The Ballad of Baby Doe received its world premiere at the Central City Opera on July 7, 1956 and, last summer, I traveled to that historic Colorado mining town to see Moore's opera performed on the stage of the 800-seat Victorian opera house in which it had its premiere. Although I nearly got trampled to death in Stapleton Airport by the horde of frenzied, screaming teenyboppers greeting rock star Eddie Van Halen who, along with members of his band, was aboard my flight from Seattle (Van Halen was performing at a "Monsters of Rock" concert in Denver's Mile High Stadium), my trip to Central City proved to be well worth the effort.

This was really a day for a taste of the Old West. Following a brunch recital at the Teller House Hotel, I crossed the street to attend a performance of Henri Mollicone's The Face on the Barroom Floor. Following Mollicone's one-acter, I entered the Central City Opera House, whose newly restored Victorian decor is a historic delight. Using Donald Oenslager's original sets and Patton Campbell's costumes, Central City Opera's production of The Ballad of Baby Doe (which was directed by Michael Ehrman) seemed fresh, warm and, especially because of the size of the theatre, deliciously intimate. Musically, this performance was by far, the strongest of the four productions I attended in Central City and I must confess that experiencing Moore's opera on its native turf added a historical glow to the proceedings.

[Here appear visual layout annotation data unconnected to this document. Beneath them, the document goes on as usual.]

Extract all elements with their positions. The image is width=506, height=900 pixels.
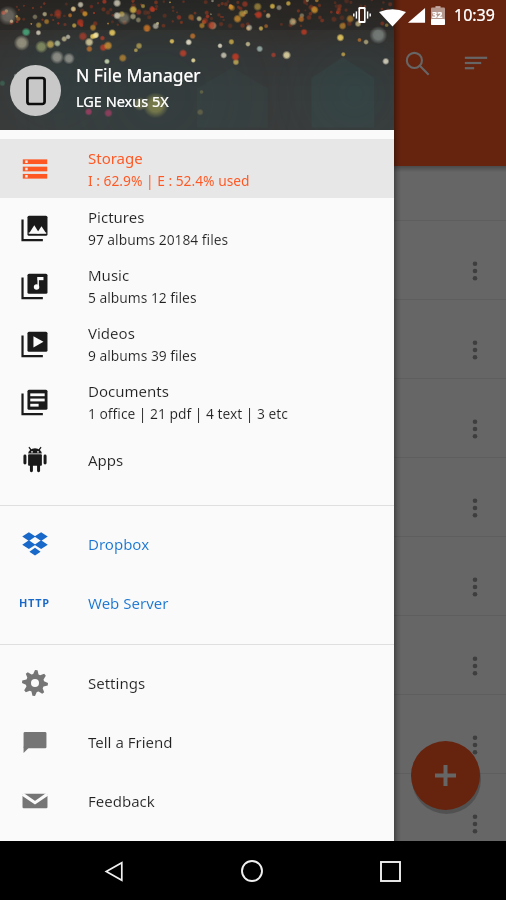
staticText: Documents — [88, 381, 169, 401]
staticText: 1 office | 21 pdf | 4 text | 3 etc — [88, 404, 288, 423]
button[interactable]: More options — [0, 616, 506, 694]
staticText: Web Server — [88, 593, 169, 613]
button[interactable]: More options — [0, 300, 506, 378]
button[interactable]: More options — [0, 221, 506, 299]
staticText: 5 albums 12 files — [88, 288, 197, 307]
button[interactable]: Videos — [0, 314, 394, 373]
button[interactable]: Apps — [0, 430, 394, 489]
button[interactable]: More options — [0, 695, 506, 773]
staticText: Dropbox — [88, 534, 150, 554]
staticText: Settings — [88, 673, 146, 693]
button[interactable]: Tell a Friend — [0, 712, 394, 771]
button[interactable]: More options — [451, 563, 499, 611]
button[interactable]: Settings — [0, 653, 394, 712]
staticText: Music — [88, 265, 130, 285]
staticText: Storage — [72, 50, 145, 77]
staticText: Videos — [88, 323, 135, 343]
button[interactable]: Sort — [452, 39, 500, 87]
button[interactable]: More options — [451, 642, 499, 690]
button[interactable]: More options — [451, 721, 499, 769]
staticText: HTTP — [19, 595, 50, 610]
button[interactable]: Storage — [0, 139, 394, 198]
staticText: Apps — [88, 450, 124, 470]
button[interactable]: More options — [0, 537, 506, 615]
button[interactable]: Back — [93, 849, 137, 893]
button[interactable]: More options — [451, 247, 499, 295]
staticText: Storage — [88, 148, 143, 168]
staticText: N File Manager — [76, 63, 201, 87]
staticText: Pictures — [88, 207, 145, 227]
staticText: I : 62.9% | E : 52.4% used — [88, 171, 250, 190]
staticText: Tell a Friend — [88, 732, 173, 752]
button[interactable]: More options — [451, 326, 499, 374]
button[interactable]: More options — [0, 379, 506, 457]
staticText: 97 albums 20184 files — [88, 230, 229, 249]
button[interactable]: Documents — [0, 372, 394, 431]
button[interactable]: More options — [0, 458, 506, 536]
button[interactable]: More options — [451, 484, 499, 532]
button[interactable]: Music — [0, 256, 394, 315]
button[interactable]: Pictures — [0, 198, 394, 257]
button[interactable]: Search — [393, 39, 441, 87]
button[interactable]: Feedback — [0, 771, 394, 830]
button[interactable]: More options — [0, 774, 506, 852]
button[interactable]: More options — [451, 800, 499, 848]
button[interactable]: Add — [411, 741, 480, 810]
staticText: 9 albums 39 files — [88, 346, 197, 365]
staticText: 32 — [432, 8, 443, 20]
staticText: 10:39 — [454, 4, 495, 26]
button[interactable]: Recents — [368, 849, 412, 893]
button[interactable]: Home — [230, 849, 274, 893]
button[interactable]: HTTP — [0, 573, 394, 632]
button[interactable]: More options — [451, 405, 499, 453]
staticText: Feedback — [88, 791, 155, 811]
button[interactable]: Dropbox — [0, 514, 394, 573]
staticText: LGE Nexus 5X — [76, 91, 169, 111]
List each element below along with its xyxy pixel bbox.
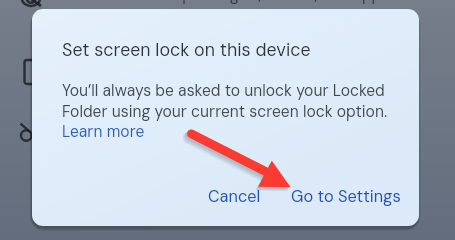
staticText: Learn more (62, 122, 145, 142)
button[interactable]: Learn more (62, 122, 145, 142)
staticText: Set screen lock on this device (62, 38, 311, 61)
button[interactable]: Cancel (192, 178, 277, 215)
staticText: Hide items from photo grid, search, and … (62, 0, 424, 5)
staticText: You’ll always be asked to unlock your Lo… (62, 81, 388, 122)
button[interactable]: Go to Settings (275, 178, 417, 215)
staticText: Cancel (208, 186, 261, 207)
other: Arrow pointing at Go to Settings (0, 0, 455, 240)
staticText: Go to Settings (291, 186, 401, 207)
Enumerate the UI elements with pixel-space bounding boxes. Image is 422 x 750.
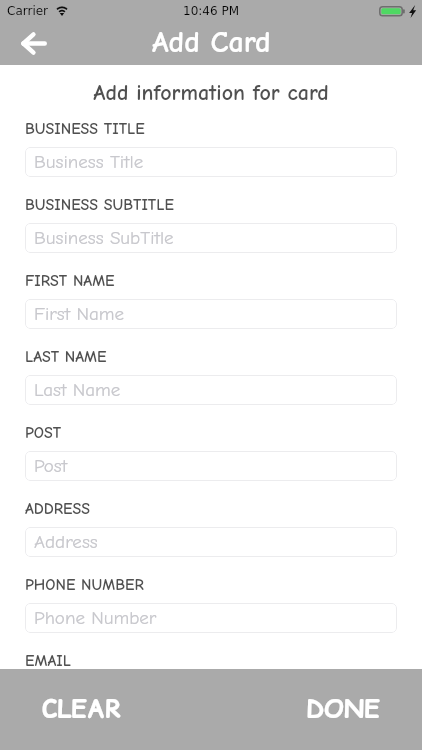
staticText: Email <box>34 687 80 709</box>
staticText: Add Card <box>152 25 271 60</box>
staticText: Carrier <box>7 4 49 18</box>
staticText: Address <box>34 531 98 553</box>
staticText: PHONE NUMBER <box>25 576 144 594</box>
staticText: LAST NAME <box>25 348 107 366</box>
staticText: Post <box>34 455 68 477</box>
button[interactable]: Phone Number <box>25 603 397 633</box>
staticText: POST <box>25 424 62 442</box>
staticText: Phone Number <box>34 607 157 629</box>
button[interactable]: Back <box>0 22 55 65</box>
staticText: Business Title <box>34 151 144 173</box>
staticText: First Name <box>34 303 125 325</box>
staticText: FIRST NAME <box>25 272 115 290</box>
staticText: BUSINESS SUBTITLE <box>25 196 174 214</box>
button[interactable]: Business SubTitle <box>25 223 397 253</box>
staticText: BUSINESS TITLE <box>25 120 145 138</box>
button[interactable]: CLEAR <box>0 669 211 750</box>
button[interactable]: DONE <box>211 669 422 750</box>
button[interactable]: Business Title <box>25 147 397 177</box>
staticText: EMAIL <box>25 652 71 670</box>
staticText: Business SubTitle <box>34 227 174 249</box>
staticText: DONE <box>306 691 380 726</box>
staticText: Add information for card <box>0 80 422 105</box>
button[interactable]: First Name <box>25 299 397 329</box>
staticText: 10:46 PM <box>183 4 239 18</box>
staticText: CLEAR <box>42 691 122 726</box>
button[interactable]: Email <box>25 683 397 713</box>
button[interactable]: Last Name <box>25 375 397 405</box>
button[interactable]: Address <box>25 527 397 557</box>
staticText: Last Name <box>34 379 121 401</box>
button[interactable]: Post <box>25 451 397 481</box>
staticText: ADDRESS <box>25 500 91 518</box>
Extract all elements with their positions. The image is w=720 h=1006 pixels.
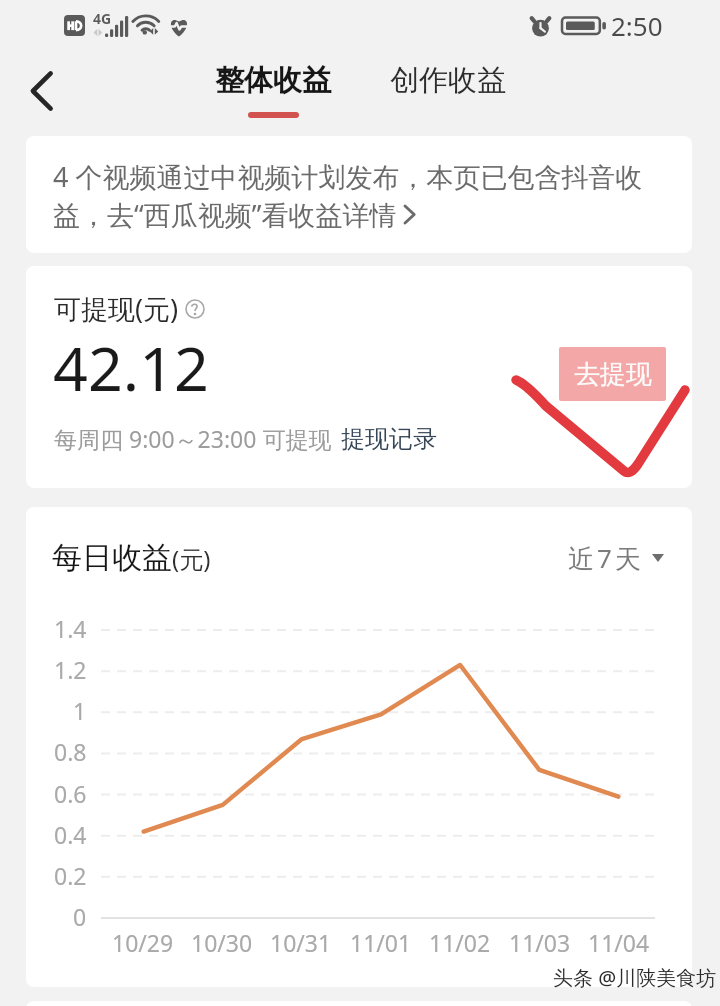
- staticText: 4 个视频通过中视频计划发布，本页已包含抖音收 益，去“西瓜视频”看收益详情: [53, 158, 643, 233]
- staticText: 1: [73, 695, 87, 725]
- button[interactable]: 提现记录: [341, 424, 437, 454]
- staticText: 可提现(元): [54, 290, 179, 327]
- staticText: 0.6: [54, 778, 87, 808]
- staticText: 0.8: [54, 736, 87, 766]
- staticText: 10/31: [270, 927, 332, 958]
- staticText: 创作收益: [390, 62, 506, 99]
- button[interactable]: Back: [14, 63, 70, 119]
- button[interactable]: 近7天: [568, 540, 664, 576]
- staticText: 近7天: [568, 540, 644, 576]
- staticText: 整体收益: [215, 62, 331, 99]
- staticText: 每日收益: [52, 539, 172, 577]
- button[interactable]: 整体收益: [205, 62, 341, 118]
- staticText: 11/04: [588, 927, 650, 958]
- staticText: 4G: [93, 9, 112, 28]
- staticText: 提现记录: [341, 424, 437, 454]
- staticText: 0.2: [54, 860, 87, 890]
- staticText: 1.4: [54, 613, 87, 643]
- staticText: 0.4: [54, 819, 87, 849]
- staticText: 10/30: [191, 927, 253, 958]
- staticText: 头条 @川陕美食坊: [553, 964, 717, 991]
- staticText: 42.12: [53, 326, 209, 409]
- staticText: (元): [172, 542, 211, 575]
- staticText: 11/01: [350, 927, 412, 958]
- button[interactable]: 创作收益: [380, 62, 516, 99]
- staticText: 10/29: [112, 927, 174, 958]
- button[interactable]: 去提现: [559, 347, 666, 401]
- button[interactable]: 4 个视频通过中视频计划发布，本页已包含抖音收 益，去“西瓜视频”看收益详情: [26, 136, 692, 253]
- staticText: 每周四 9:00～23:00 可提现: [54, 423, 332, 454]
- staticText: 去提现: [574, 358, 652, 391]
- staticText: 1.2: [54, 654, 87, 684]
- staticText: 11/02: [429, 927, 491, 958]
- staticText: 0: [73, 901, 87, 931]
- staticText: 2:50: [611, 8, 663, 43]
- staticText: 11/03: [509, 927, 571, 958]
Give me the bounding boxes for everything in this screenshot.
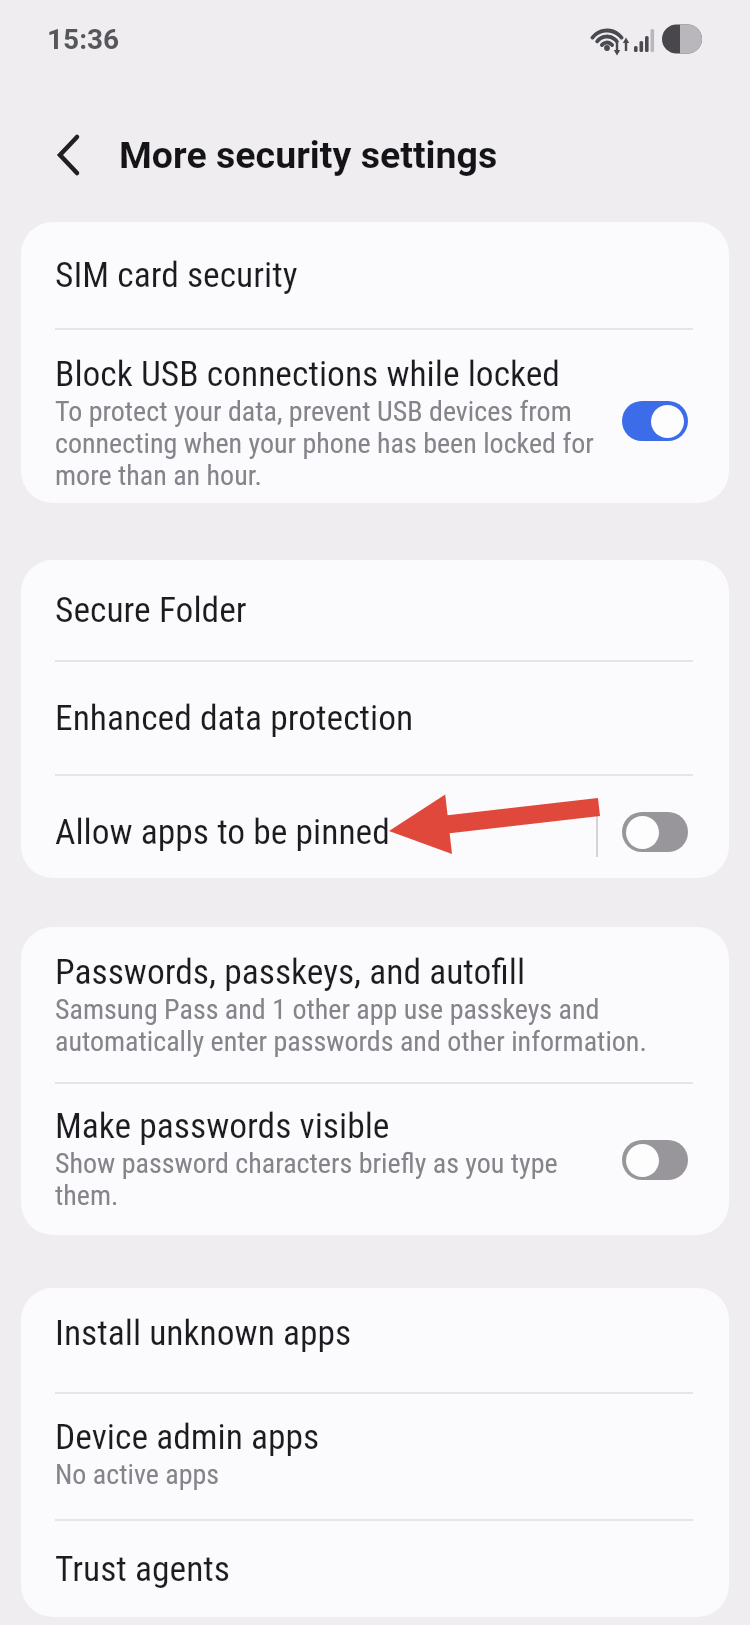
button[interactable]: Block USB connections while locked bbox=[21, 330, 729, 503]
staticText: Device admin apps bbox=[55, 1416, 320, 1458]
button[interactable]: Allow apps to be pinned bbox=[21, 776, 729, 878]
staticText: SIM card security bbox=[55, 254, 298, 296]
button[interactable]: Enhanced data protection bbox=[21, 662, 729, 774]
staticText: No active apps bbox=[55, 1458, 220, 1491]
staticText: More security settings bbox=[119, 133, 498, 177]
button[interactable]: Trust agents bbox=[21, 1521, 729, 1617]
staticText: Block USB connections while locked bbox=[55, 353, 560, 395]
staticText: Install unknown apps bbox=[55, 1312, 352, 1354]
button[interactable] bbox=[622, 812, 688, 852]
staticText: Allow apps to be pinned bbox=[55, 811, 390, 853]
staticText: To protect your data, prevent USB device… bbox=[55, 395, 594, 492]
button[interactable] bbox=[622, 401, 688, 441]
button[interactable]: Secure Folder bbox=[21, 560, 729, 660]
button[interactable]: Install unknown apps bbox=[21, 1288, 729, 1392]
button[interactable]: Device admin apps bbox=[21, 1394, 729, 1519]
staticText: Passwords, passkeys, and autofill bbox=[55, 951, 526, 993]
button[interactable]: Make passwords visible bbox=[21, 1084, 729, 1235]
staticText: Show password characters briefly as you … bbox=[55, 1147, 558, 1212]
button[interactable]: Passwords, passkeys, and autofill bbox=[21, 927, 729, 1082]
staticText: Enhanced data protection bbox=[55, 697, 414, 739]
staticText: Samsung Pass and 1 other app use passkey… bbox=[55, 993, 647, 1058]
staticText: Trust agents bbox=[55, 1548, 231, 1590]
staticText: Secure Folder bbox=[55, 589, 247, 631]
button[interactable] bbox=[44, 131, 92, 179]
button[interactable] bbox=[622, 1140, 688, 1180]
button[interactable]: SIM card security bbox=[21, 222, 729, 328]
staticText: 15:36 bbox=[47, 23, 120, 56]
staticText: Make passwords visible bbox=[55, 1105, 390, 1147]
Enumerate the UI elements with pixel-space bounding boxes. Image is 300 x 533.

Under John Moriarty's baton, the rubbery-faced Dana Krueger held forth as the rigid Augusta while baritone Brian Steele created a powerful impression as her husband, Horace Tabor. Most notable was Amy Burton's winsome portrayal of Baby Doe; a vision of loveliness that could make any miner's heart melt. All in all, it was a delightful performance which upheld the legacy of the Central City Opera.

URBAN COWBOYS

After an absence of nearly 14 years from its repertoire, the New York City Opera revived The Ballad of Baby Doe last October as a vehicle for soprano Faith Esham. Watching over the proceedings with a critical eye was NYCO's outgoing General Director, Beverly Sills, who had starred in the opera's 1958 New York premiere and recorded it for MGM Records (Baby Doe has since been reissued on Deutsche Grammaphon). Under Rhoda Levine's stage direction, Esham did very nicely with the title character, capturing the healthy glow of Baby's charm and rising nobly to the challenge of her final aria.

A sudden replacement for Timothy Nolen (whose new-found stardom in Broadway's Phantom of the Opera forced him to bow out of this revival) baritone William Parcher scored a major career triumph as Horace Tabor. Parcher's acting captured much more of Tabor's pioneer spirit than many other baritones who sing the role and Sills later confessed to me that even she was surprised at how much his portrayal reminded her of Walter Cassel's interpretation of the Colorado Silver King.

Mezzo-soprano Joyce Castle scored strongly as Augusta Tabor and, with conductor Hal France guiding matters from the podium, the opening night performance was a smashing success. Judging from the enthusiastic cheering after each one of Esham's arias (as well as during curtain calls -- when it seemed as if the New York State Theatre was filled to the rafters with Baby Doe queens) this revival was embraced with the kind of deep-throated enthusiasm reserved for very special occasions in the theatre.